Our preliminary exploration has revealed to us that potential exists for a more detailed analysis of such interactions, for examining both online and offline identities of posters, as well as for tracing the movement of posted content through social media systems.

Tactics of Continuity

The interactions above can be seen as emblematic of technology-enabled tactics for connecting with a sense of shared history, even if it does sometimes take the form of nostalgie de la boue, or memory with the pain taken out (Crinson, 2005, p. xii). The theme of grappling for a lost or elusive past can be observed in popular culture more generally, with Derrida’s 1993 ‘hauntology’ concept repurposed in music criticism to describe a preoccupation with the aesthetics of a ghostly pseudo-past that signals the sense of history ending, of a time seriously out of joint (Gallix, 2011). As Mark Crinson (2005) puts it in his discussion of urban memory:

The past is everywhere and it is nowhere. We seem at times overwhelmed by the oceanic feeling of a limitless archive, of which the city is the most physical example and the ‘memory’ of our computers is the most ethereal yet the most trusted, and at others afflicted by a fear that the material traces of the past might be swept away, taking memory with them. (p. ix)

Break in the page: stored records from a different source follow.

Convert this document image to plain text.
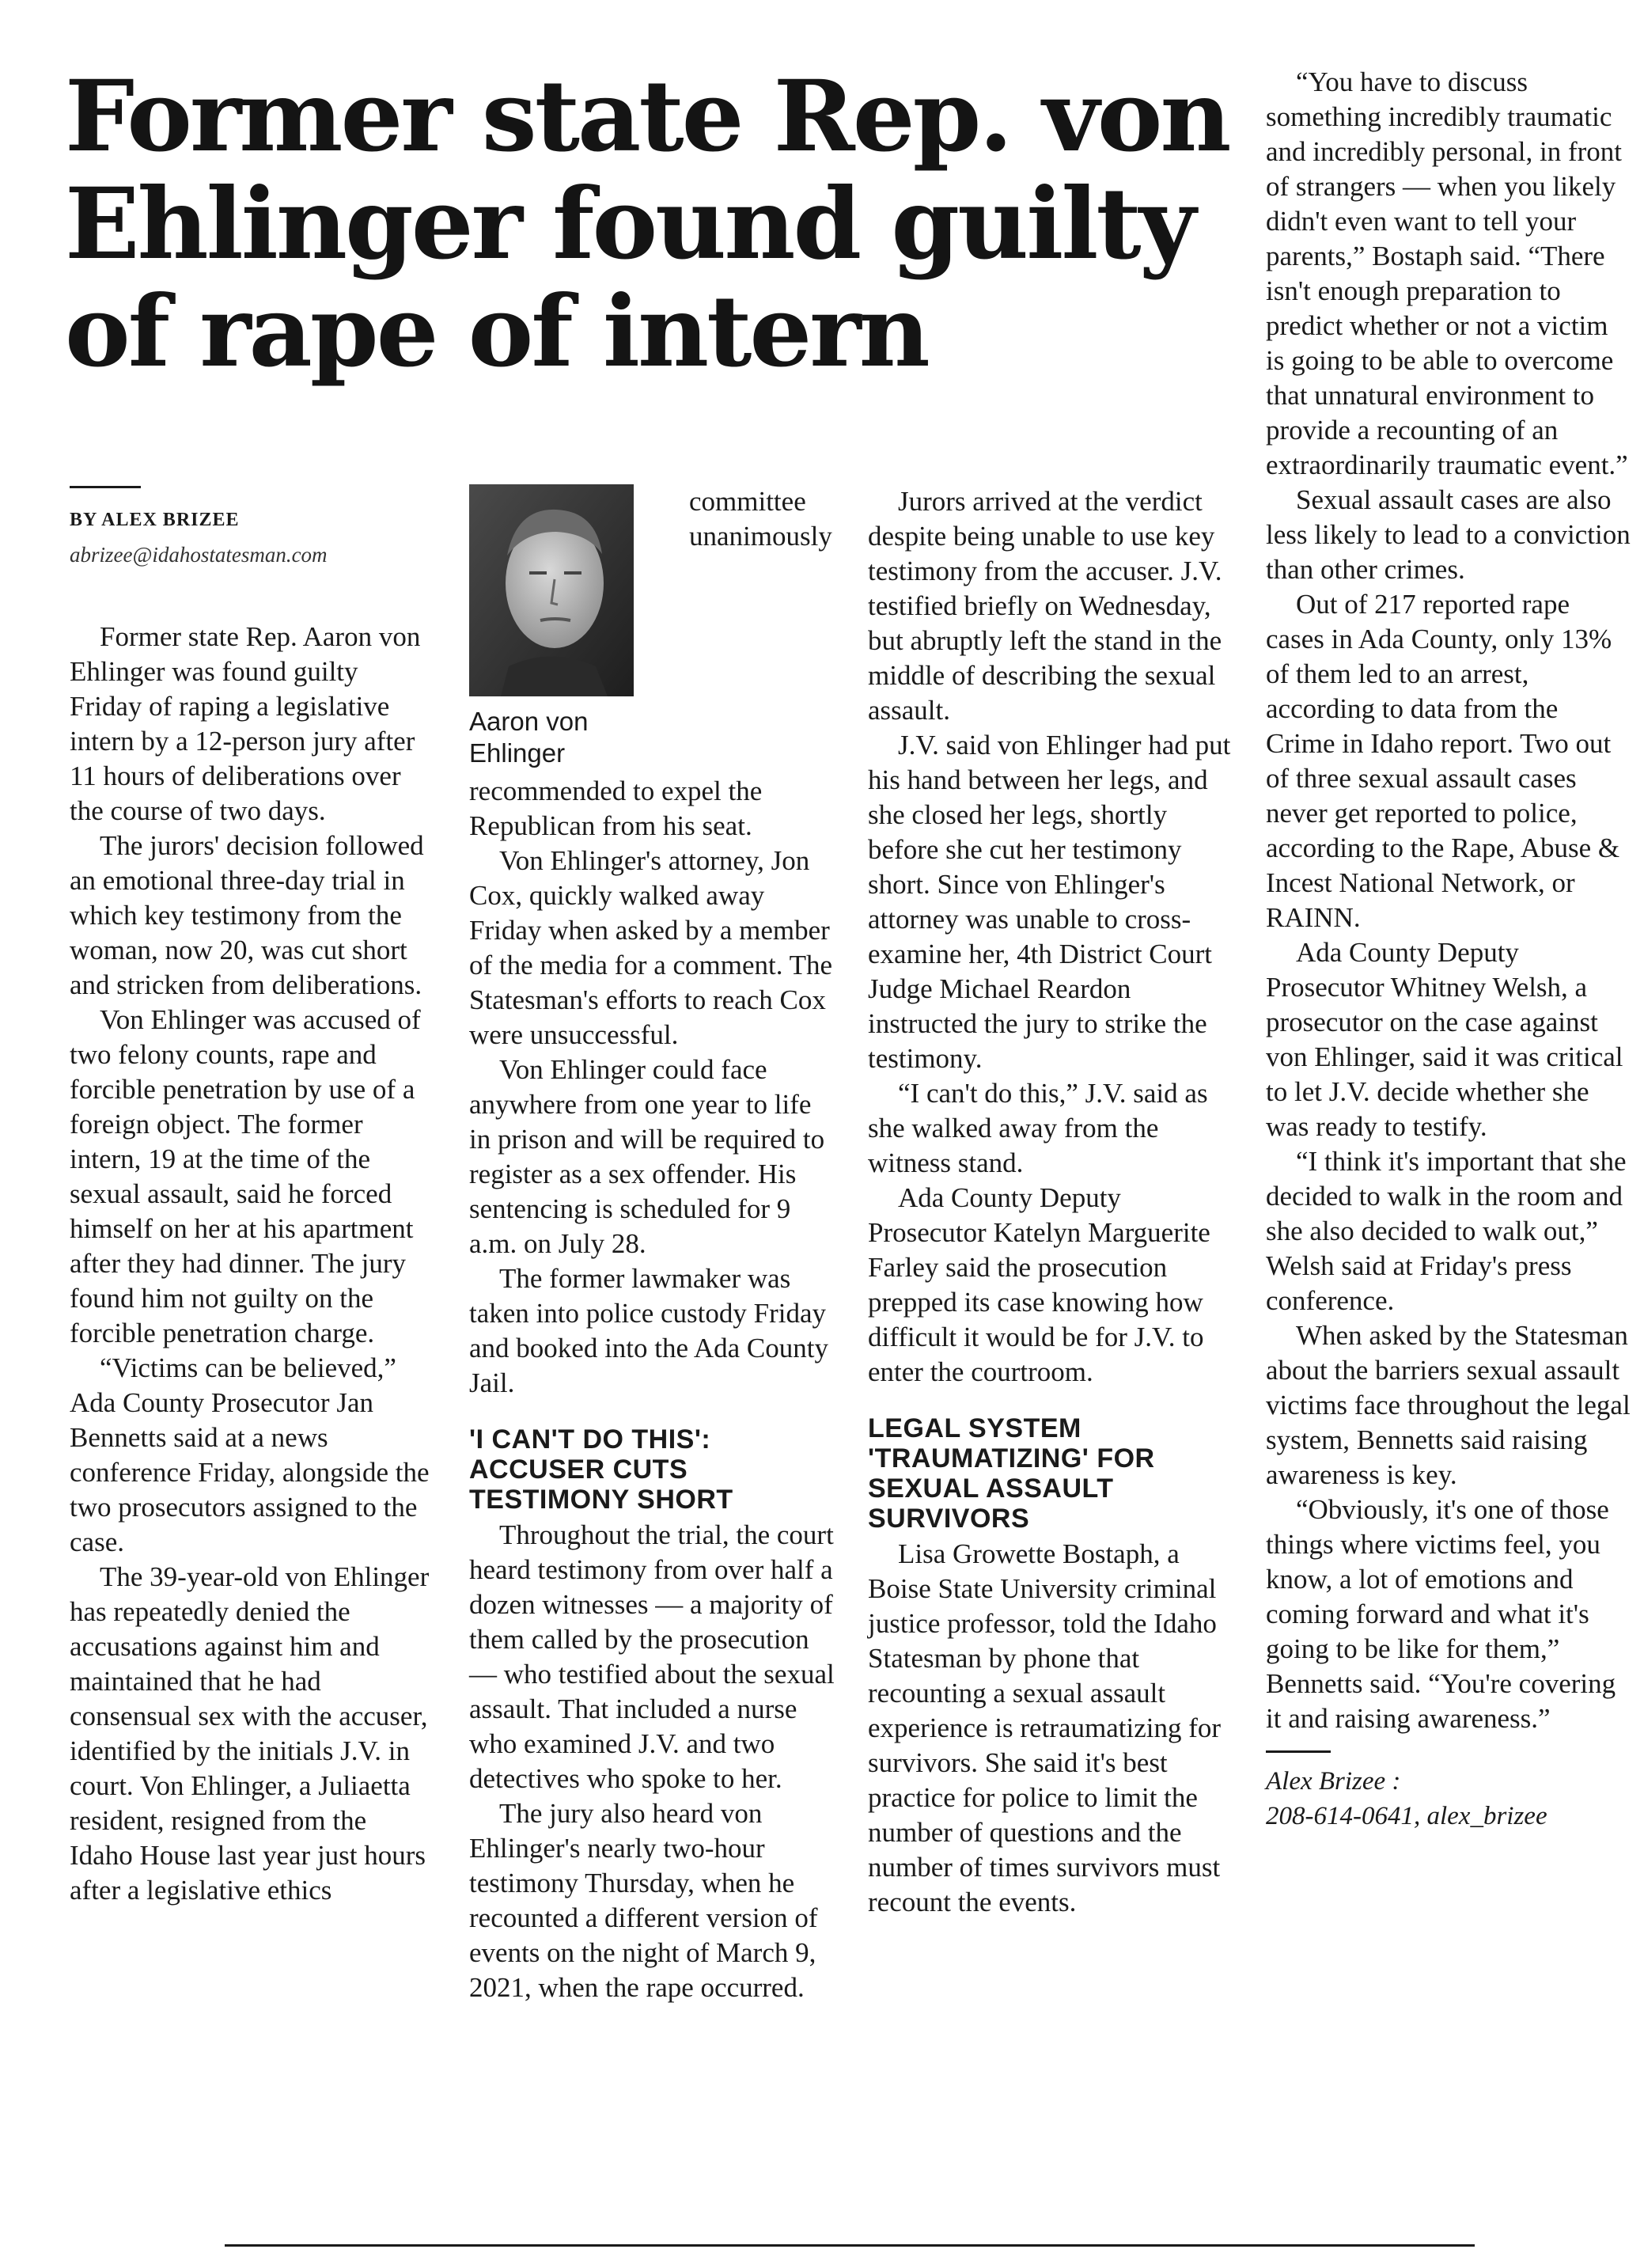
Former state Rep. von Ehlinger found guilty of rape of intern
BY ALEX BRIZEE
abrizee@idahostatesman.com

Former state Rep. Aaron von Ehlinger was found guilty Friday of raping a legislative intern by a 12-person jury after 11 hours of deliberations over the course of two days.

The jurors' decision followed an emotional three-day trial in which key testimony from the woman, now 20, was cut short and stricken from deliberations.

Von Ehlinger was accused of two felony counts, rape and forcible penetration by use of a foreign object. The former intern, 19 at the time of the sexual assault, said he forced himself on her at his apartment after they had dinner. The jury found him not guilty on the forcible penetration charge.

“Victims can be believed,” Ada County Prosecutor Jan Bennetts said at a news conference Friday, alongside the two prosecutors assigned to the case.

The 39-year-old von Ehlinger has repeatedly denied the accusations against him and maintained that he had consensual sex with the accuser, identified by the initials J.V. in court. Von Ehlinger, a Juliaetta resident, resigned from the Idaho House last year just hours after a legislative ethics

Aaron von Ehlinger

committee unanimously recommended to expel the Republican from his seat.

Von Ehlinger's attorney, Jon Cox, quickly walked away Friday when asked by a member of the media for a comment. The Statesman's efforts to reach Cox were unsuccessful.

Von Ehlinger could face anywhere from one year to life in prison and will be required to register as a sex offender. His sentencing is scheduled for 9 a.m. on July 28.

The former lawmaker was taken into police custody Friday and booked into the Ada County Jail.

'I CAN'T DO THIS': ACCUSER CUTS TESTIMONY SHORT

Throughout the trial, the court heard testimony from over half a dozen witnesses — a majority of them called by the prosecution — who testified about the sexual assault. That included a nurse who examined J.V. and two detectives who spoke to her.

The jury also heard von Ehlinger's nearly two-hour testimony Thursday, when he recounted a different version of events on the night of March 9, 2021, when the rape occurred.

Jurors arrived at the verdict despite being unable to use key testimony from the accuser. J.V. testified briefly on Wednesday, but abruptly left the stand in the middle of describing the sexual assault.

J.V. said von Ehlinger had put his hand between her legs, and she closed her legs, shortly before she cut her testimony short. Since von Ehlinger's attorney was unable to cross-examine her, 4th District Court Judge Michael Reardon instructed the jury to strike the testimony.

“I can't do this,” J.V. said as she walked away from the witness stand.

Ada County Deputy Prosecutor Katelyn Marguerite Farley said the prosecution prepped its case knowing how difficult it would be for J.V. to enter the courtroom.

LEGAL SYSTEM 'TRAUMATIZING' FOR SEXUAL ASSAULT SURVIVORS

Lisa Growette Bostaph, a Boise State University criminal justice professor, told the Idaho Statesman by phone that recounting a sexual assault experience is retraumatizing for survivors. She said it's best practice for police to limit the number of questions and the number of times survivors must recount the events.

“You have to discuss something incredibly traumatic and incredibly personal, in front of strangers — when you likely didn't even want to tell your parents,” Bostaph said. “There isn't enough preparation to predict whether or not a victim is going to be able to overcome that unnatural environment to provide a recounting of an extraordinarily traumatic event.”

Sexual assault cases are also less likely to lead to a conviction than other crimes.

Out of 217 reported rape cases in Ada County, only 13% of them led to an arrest, according to data from the Crime in Idaho report. Two out of three sexual assault cases never get reported to police, according to the Rape, Abuse & Incest National Network, or RAINN.

Ada County Deputy Prosecutor Whitney Welsh, a prosecutor on the case against von Ehlinger, said it was critical to let J.V. decide whether she was ready to testify.

“I think it's important that she decided to walk in the room and she also decided to walk out,” Welsh said at Friday's press conference.

When asked by the Statesman about the barriers sexual assault victims face throughout the legal system, Bennetts said raising awareness is key.

“Obviously, it's one of those things where victims feel, you know, a lot of emotions and coming forward and what it's going to be like for them,” Bennetts said. “You're covering it and raising awareness.”

Alex Brizee :
208-614-0641, alex_brizee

Lost Melbourne can be seen as a digital form of Pierre Nora’s lieux de mémoire, or sites of memory, created in compensation for the ‘crisis of memory’ and loss of communal continuity that typifies our age (Crinson, 2005, p. xv). It can be seen as the expression of a desire not only to make sense of one’s life, but to have one’s experience and memory validated by others. It deploys a shared form of narrative meaning-making in order to maintain a coherent sense of self in the face of the fragmentation of modern existence (Ricoeur, 1990).

For Nora (1989), memory is a lived experience closely connected to community. It is interesting then that some theorists see the internet as heralding the return of aspects of oral culture such as its conversationality and directness (Snowden, 1999). Still, there are differences. Lost Melbourne’s rapidly growing membership might be called a community of interest, but to us it looks closer to network sociality. This might not be what Nora had in mind, but it is a substitute suited to our times, a form of compensation perhaps.

This raises interesting methodological considerations. As digital ethnographers how do we study these emergent and networked socialities? Clearly there are connections to offline amateur and local history societies as well as to traditional custodians of archival materials such as libraries and museums.  The relationships between formal and informal ‘messy’ archives (Cresswell, 2012) have become fluid as well as mobile through the affordances of social media. We suggest that digital ethnography invites us to rethink the materiality and movement of archival artefacts as well as the networked socialities these artefacts generate. In this paper we have presented our experience of Lost Melbourne through a content analysis of a 24-hour snapshot. The next step would be to extend our research into the offline world to further explore the connections between formal and informal archives, as well as the people who interact with them.